Noirs, Blancs, Jaunes, Latinos, Amérindiens… Morts et réduits à l’état de squelettes, nous sommes tous pareils. Idem pour cette croissanterie, mâchée, réduite en bouillie infâme au fond de l’estomac, lorsqu’elle est expulsée par le corps en une masse dont je ne pousserai pas plus loin la description.
Amis français, ne le prenez pas mal (mon beau-frère est lyonnais), je passe souvent du temps dans votre beau pays. Cela fait parfois plaisir de brocarder le brocardeur.
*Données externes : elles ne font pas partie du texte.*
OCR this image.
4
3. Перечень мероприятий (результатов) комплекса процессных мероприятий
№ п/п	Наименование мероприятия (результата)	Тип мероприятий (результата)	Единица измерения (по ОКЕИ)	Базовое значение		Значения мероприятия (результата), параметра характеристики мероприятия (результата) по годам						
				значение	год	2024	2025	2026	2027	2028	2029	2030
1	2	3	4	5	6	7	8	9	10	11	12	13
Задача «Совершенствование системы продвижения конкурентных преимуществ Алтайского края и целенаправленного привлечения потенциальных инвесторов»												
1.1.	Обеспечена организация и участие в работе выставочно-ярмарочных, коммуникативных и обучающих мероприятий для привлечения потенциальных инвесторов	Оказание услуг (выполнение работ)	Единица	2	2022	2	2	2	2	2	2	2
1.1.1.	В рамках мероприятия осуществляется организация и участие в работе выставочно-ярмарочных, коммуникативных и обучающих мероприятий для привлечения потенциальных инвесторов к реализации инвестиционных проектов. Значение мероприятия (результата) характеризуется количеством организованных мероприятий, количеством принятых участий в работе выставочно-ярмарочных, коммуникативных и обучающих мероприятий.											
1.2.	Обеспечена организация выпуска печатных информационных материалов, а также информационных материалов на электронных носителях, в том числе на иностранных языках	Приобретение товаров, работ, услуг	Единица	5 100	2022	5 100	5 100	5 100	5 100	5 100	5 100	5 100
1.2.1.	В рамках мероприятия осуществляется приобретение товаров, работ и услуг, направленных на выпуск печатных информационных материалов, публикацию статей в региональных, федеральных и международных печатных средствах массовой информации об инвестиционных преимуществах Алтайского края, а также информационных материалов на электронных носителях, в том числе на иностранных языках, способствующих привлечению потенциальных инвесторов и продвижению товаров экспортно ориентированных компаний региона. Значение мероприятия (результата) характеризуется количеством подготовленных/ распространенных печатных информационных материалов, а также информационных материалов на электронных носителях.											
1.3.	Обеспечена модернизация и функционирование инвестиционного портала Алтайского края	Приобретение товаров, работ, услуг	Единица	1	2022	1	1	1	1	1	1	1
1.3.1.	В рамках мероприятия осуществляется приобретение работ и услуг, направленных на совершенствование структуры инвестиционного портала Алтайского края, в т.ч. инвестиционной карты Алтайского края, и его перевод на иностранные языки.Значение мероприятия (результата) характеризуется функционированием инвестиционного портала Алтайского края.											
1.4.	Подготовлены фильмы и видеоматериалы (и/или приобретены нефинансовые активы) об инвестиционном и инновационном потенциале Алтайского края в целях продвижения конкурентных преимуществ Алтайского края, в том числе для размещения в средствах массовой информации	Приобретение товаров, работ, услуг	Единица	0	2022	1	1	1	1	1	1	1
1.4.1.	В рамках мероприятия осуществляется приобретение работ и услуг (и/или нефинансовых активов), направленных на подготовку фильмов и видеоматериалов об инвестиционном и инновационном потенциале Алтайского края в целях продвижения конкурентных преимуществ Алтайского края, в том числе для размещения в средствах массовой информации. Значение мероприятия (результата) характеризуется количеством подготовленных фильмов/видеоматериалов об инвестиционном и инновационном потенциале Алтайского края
Illustration : Furkan Tumer @pexels
Calme, campagne, canapé :
Joli projet de vie réservé aux belles journées d’été, lorsque le soleil, rare et précieux cadeau du ciel belge le permettra. Après une vie très active, centrée sur la gestion de personnes, axée sur l’humain fréquemment en détresse, en déficience de santé ou en équilibre sociétal précaire, trouver un nouvel équilibre va devenir ma principale préoccupation.
Lire, profiter du jardin, des petits plaisirs de la vie, c’est bien aussi.
Il ne faut pas se voiler la face, la mise à la retraite relève également d’une coupure sociale nette, brusque, totale.
Tu te retrouves face à toi-même, ce n’est pas aisé pour tout un chacun de gérer ce repli sur soi, cette rupture sociale.
Cuisiner :
Ma grande passion, passée de métier à hobby. Une école hôtelière, trente années de travail dans la restauration dont deux restaurants, doubles étoilés Michelin et puis 180° dans ma vie professionnelle pour la terminer durant quinze années au service des personnes en « front office » d’une mutualité.
J’ai adoré ces années, je me sentais utile, proche des gens, de leurs petits et grands soucis, loin du faste de personnes très souvent superficielles.
La cuisine par contre, c’est comme le vélo, cela ne s’oublie pas et lorsqu’en plus, être passionné t’amène à découvrir et à pratiquer toutes les nouvelles techniques (cuisson sous-vide, basse température, cuisine moléculaire, Kamado et autres Ofyr pour la cuisine en extérieur…), ce sont les amis invités en soirée qui apprécient.
Confort :
Nous avons, mon épouse et moi-même, travaillé toute notre vie, nous avons construit notre maison tardivement et elle est à présent terminée, jolie, agréable, confortable. Nous avons peu dépensé parce que nous ne pouvions pas toujours nous le permettre. Petit à petit, l’oiseau fait son nid, vingt-cinq ans en l'occurrence dans notre cas. Nous avons réussi à finaliser notre nid douillet. Pas d’oisillons pour nous et il est temps à présent de profiter de ce confort durement acquis.
Chats :
Je ne peux passer à côté de notre grande dinguerie commune. Nous aimons les chats. Au début de notre mariage, je n’étais pas vraiment fan.
Pourtant, j’ai appris à les connaître, les apprécier, les aimer. Ils ont toujours fait partie de notre vie depuis plus de quarante ans.
Tant de bonheurs, de joies, de peine aussi lorsqu’il fallait accepter d’en voir un nous quitter.
Et puis est arrivé Harold.

Illustration : Harold (@HaroldCath)
Dans une période de notre vie où tout battait de l’aile. Harold, récupéré d’un élevage, nous a été offert parce qu’il se faisait battre par le mâle dominant du cheptel. Harold, une douceur de chat, un amour qui était destiné à mon épouse, a priori. Harold a semblé comprendre nos soucis, il paraissait les gommer et nous permettre de passer à autre chose, à lui accessoirement. Il s'est accroché à moi, il a envahi l'espace au point d'en masquer les aspérités.
Les chats font toujours ce qu’ils veulent, on ne sait rien leur imposer.
Il m’a choisi, est devenu mon compagnon de galère, mon ami de tous les jours, mon gros câlin perpétuel, couché ad vitam æternam entre mon clavier et l’écran. Vous connaissez maintenant l’origine de mon nom de plume (Cath étant la traduction du mot Chat en gallois).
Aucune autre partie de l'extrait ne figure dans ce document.